Carman continued her piano performance studies at the University of California, Santa Barbara, obtaining her master’s degree in piano performance. Then it was immersion in the Los Angeles and Orange County music scene, playing gigs and teaching. Carman taught at Cerritos College in Norwalk, Golden West College in Huntington Beach, California Lutheran in Thousand Oaks, Rancho Santiago College in Santa Ana and Cal State Fullerton. She taught jazz harmony, classical piano, electronic music, songwriting, ear training, music appreciation, applied piano, synthesis, arranging, MIDI and sequencing, and the history of jazz.
But the gigs grew wearisome. Booked into cushy upscale parties and events by the entertainment agency with which she was signed, she experienced a class separation that musicians sometimes experience — to be the featured entertainment at a party but asked to eat with the help in the garage. “There was this feeling of disdain from the music patrons,” she remembered. For Carman, it wasn’t so much about the class separation, it was about where she was playing — the L.A. and Orange County music and party scene.
She needed a break and took it when she and musician husband Paul Carman moved to Idyllwild. “There was a period of 10 years when I stopped playing,” she said. “I needed the seclusion and the time to raise my boys. The joy in the playing had ebbed.
“During that time I would look over at my piano bench, which was 10 feet away, and I would think, ‘I don’t know how to get over there.’”
Love is a strong emotion. Three or four years ago, Carman realized what she wanted. “I wanted to fall in love with playing again,” she recalled. “I knew I couldn’t do what I was doing when I had quit. It had to be something different.”
She was hired by Idyllwild writer Ken Luber to play a musical that was in development. “I was sitting there in the room with the composer and lyricist and book writer as they were putting it together and I thought, ‘This is cool. It is collaborative and part of being in the creative process, just like Rodgers and Hammerstein in their formative moments.’”
And it was that door in, being part of the creative and collaborative genesis of new work, that helped Carman reboot her music career. “Accompanying is one of my strengths,” she said. “I like being where the energy is. It’s exciting when people are doing what they love.”

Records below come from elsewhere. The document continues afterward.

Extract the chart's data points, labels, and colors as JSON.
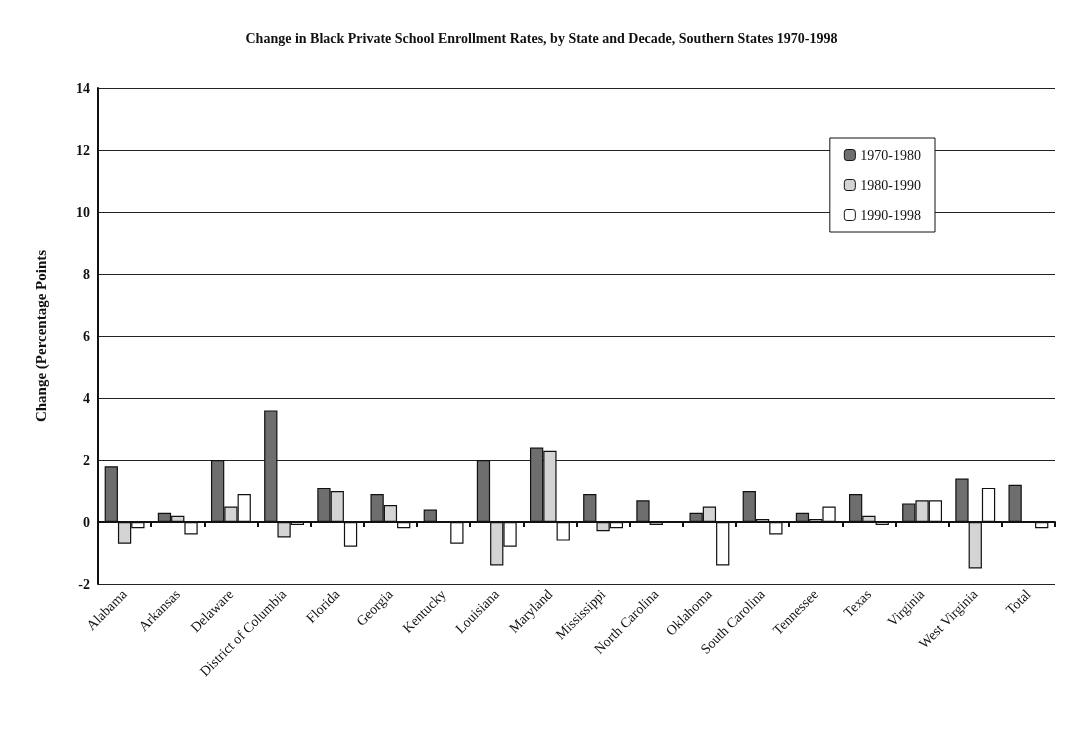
{
  "chart_data": {
    "type": "bar",
    "title": "Change in Black Private School Enrollment Rates, by State and Decade, Southern States 1970-1998",
    "ylabel": "Change (Percentage Points",
    "categories": [
      "Alabama",
      "Arkansas",
      "Delaware",
      "District of Columbia",
      "Florida",
      "Georgia",
      "Kentucky",
      "Louisiana",
      "Maryland",
      "Mississippi",
      "North Carolina",
      "Oklahoma",
      "South Carolina",
      "Tennessee",
      "Texas",
      "Virginia",
      "West Virginia",
      "Total"
    ],
    "series": [
      {
        "name": "1970-1980",
        "color": "#6e6e6e",
        "values": [
          1.8,
          0.3,
          2.0,
          3.6,
          1.1,
          0.9,
          0.4,
          2.0,
          2.4,
          0.9,
          0.7,
          0.3,
          1.0,
          0.3,
          0.9,
          0.6,
          1.4,
          1.2
        ]
      },
      {
        "name": "1980-1990",
        "color": "#d4d4d4",
        "values": [
          -0.7,
          0.2,
          0.5,
          -0.5,
          1.0,
          0.55,
          null,
          -1.4,
          2.3,
          -0.3,
          -0.1,
          0.5,
          0.1,
          0.1,
          0.2,
          0.7,
          -1.5,
          null
        ]
      },
      {
        "name": "1990-1998",
        "color": "#ffffff",
        "values": [
          -0.2,
          -0.4,
          0.9,
          -0.1,
          -0.8,
          -0.2,
          -0.7,
          -0.8,
          -0.6,
          -0.2,
          null,
          -1.4,
          -0.4,
          0.5,
          -0.1,
          0.7,
          1.1,
          -0.2
        ]
      }
    ],
    "ylim": [
      -2,
      14
    ],
    "yticks": [
      -2,
      0,
      2,
      4,
      6,
      8,
      10,
      12,
      14
    ],
    "grid": "y",
    "legend": "top right"
  }
}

And Idyllwild provided the place to reboot. “Part of not wanting to play was a symptom of what was going on in my life,” she said. “Coming here was bittersweet but I really needed the seclusion. I needed to fall in love with life again. I’m still working on my reboot — being more authentic. All of this has been a very rich experience in every way. This part of my life has been about opening, not closing off, listening to my gut and being myself.”

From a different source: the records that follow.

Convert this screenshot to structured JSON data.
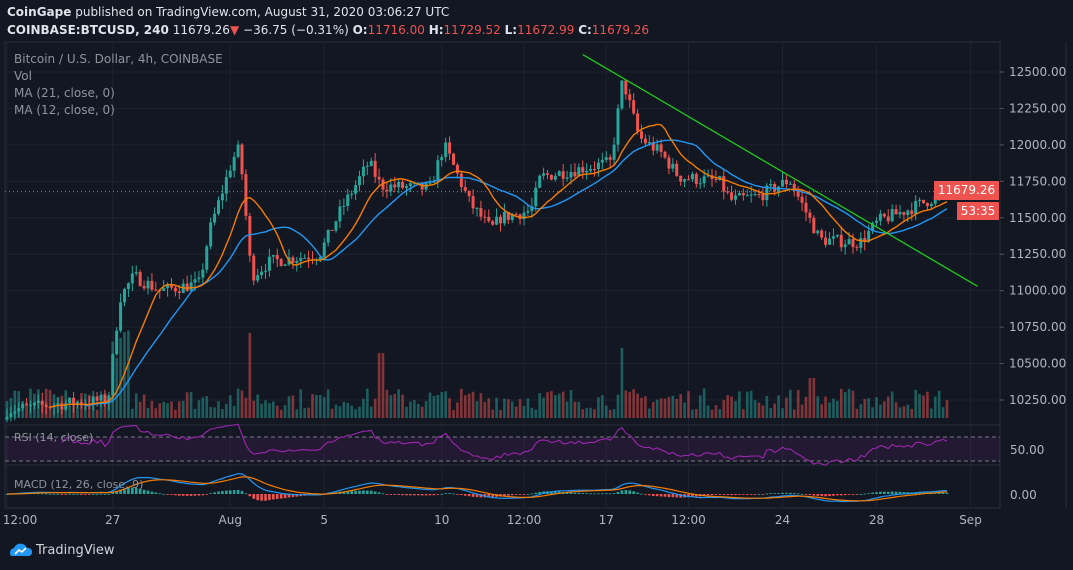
{
  "header": {
    "publisher": "CoinGape",
    "published_text": "published on TradingView.com, August 31, 2020 03:06:27 UTC",
    "symbol": "COINBASE:BTCUSD, 240",
    "last": "11679.26",
    "change": "−36.75 (−0.31%)",
    "o_label": "O:",
    "o": "11716.00",
    "h_label": "H:",
    "h": "11729.52",
    "l_label": "L:",
    "l": "11672.99",
    "c_label": "C:",
    "c": "11679.26"
  },
  "legend": {
    "title": "Bitcoin / U.S. Dollar, 4h, COINBASE",
    "vol": "Vol",
    "ma21": "MA (21, close, 0)",
    "ma12": "MA (12, close, 0)"
  },
  "indicators": {
    "rsi_label": "RSI (14, close)",
    "rsi_tick": "50.00",
    "macd_label": "MACD (12, 26, close, 9)",
    "macd_tick": "0.00"
  },
  "price_tag": {
    "price": "11679.26",
    "countdown": "53:35"
  },
  "footer": {
    "brand": "TradingView"
  },
  "colors": {
    "up": "#26a69a",
    "down": "#ef5350",
    "ma21": "#2196f3",
    "ma12": "#f57c00",
    "trendline": "#1fc91f",
    "rsi": "#9c27b0"
  },
  "chart_data": {
    "type": "candlestick",
    "title": "Bitcoin / U.S. Dollar, 4h, COINBASE",
    "interval": "4h",
    "ylim": [
      10150,
      12650
    ],
    "y_ticks": [
      "12500.00",
      "12250.00",
      "12000.00",
      "11750.00",
      "11500.00",
      "11250.00",
      "11000.00",
      "10750.00",
      "10500.00",
      "10250.00"
    ],
    "x_ticks": [
      {
        "label": "12:00",
        "day": 0
      },
      {
        "label": "27",
        "day": 4.5
      },
      {
        "label": "Aug",
        "day": 9.5
      },
      {
        "label": "5",
        "day": 13.5
      },
      {
        "label": "10",
        "day": 18.5
      },
      {
        "label": "12:00",
        "day": 22
      },
      {
        "label": "17",
        "day": 25.5
      },
      {
        "label": "12:00",
        "day": 29
      },
      {
        "label": "24",
        "day": 33
      },
      {
        "label": "28",
        "day": 37
      },
      {
        "label": "Sep",
        "day": 41
      }
    ],
    "close_path_day_price": [
      [
        0,
        10180
      ],
      [
        2,
        10220
      ],
      [
        4.3,
        10250
      ],
      [
        4.8,
        10950
      ],
      [
        5.4,
        11100
      ],
      [
        6.5,
        11000
      ],
      [
        8.2,
        11050
      ],
      [
        8.6,
        11400
      ],
      [
        9.6,
        11900
      ],
      [
        9.9,
        11980
      ],
      [
        10.4,
        11100
      ],
      [
        11.2,
        11200
      ],
      [
        13.3,
        11250
      ],
      [
        14.2,
        11550
      ],
      [
        15.4,
        11880
      ],
      [
        15.9,
        11720
      ],
      [
        18,
        11700
      ],
      [
        18.6,
        12000
      ],
      [
        19.7,
        11600
      ],
      [
        20.6,
        11420
      ],
      [
        21,
        11500
      ],
      [
        22.3,
        11550
      ],
      [
        22.7,
        11780
      ],
      [
        25.7,
        11880
      ],
      [
        26.2,
        12450
      ],
      [
        26.9,
        12050
      ],
      [
        27.8,
        11950
      ],
      [
        28.6,
        11780
      ],
      [
        30.3,
        11750
      ],
      [
        30.8,
        11620
      ],
      [
        32,
        11650
      ],
      [
        33.3,
        11760
      ],
      [
        34.6,
        11350
      ],
      [
        36.3,
        11330
      ],
      [
        37.1,
        11480
      ],
      [
        38.4,
        11560
      ],
      [
        40,
        11679
      ]
    ],
    "trendline": [
      [
        24.5,
        12620
      ],
      [
        41.3,
        11030
      ]
    ],
    "rsi_levels": [
      70,
      30
    ],
    "series": [
      {
        "name": "MA (21, close, 0)"
      },
      {
        "name": "MA (12, close, 0)"
      },
      {
        "name": "Vol"
      }
    ]
  }
}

Carman has been busy — as rehearsal and performance pianist for the Inland Valley Symphony Orchestra, the Southwest Women’s Chorus in Temecula, the United Church of Christ in Temecula and Idyllwild Master Chorale’s musicals. Her son Isaiah is a songwriting major at Idyllwild Arts Academy and she said one of her greatest joys is studying with him. “I teach through discussion,” she said. “I stay out of the way and I’m there to support.”
For Carman, finding her joy early in life, and returning to the piano with new energy has been a reaffirmation. “Once I started playing, I had to play and keep going. It was just one of those things.”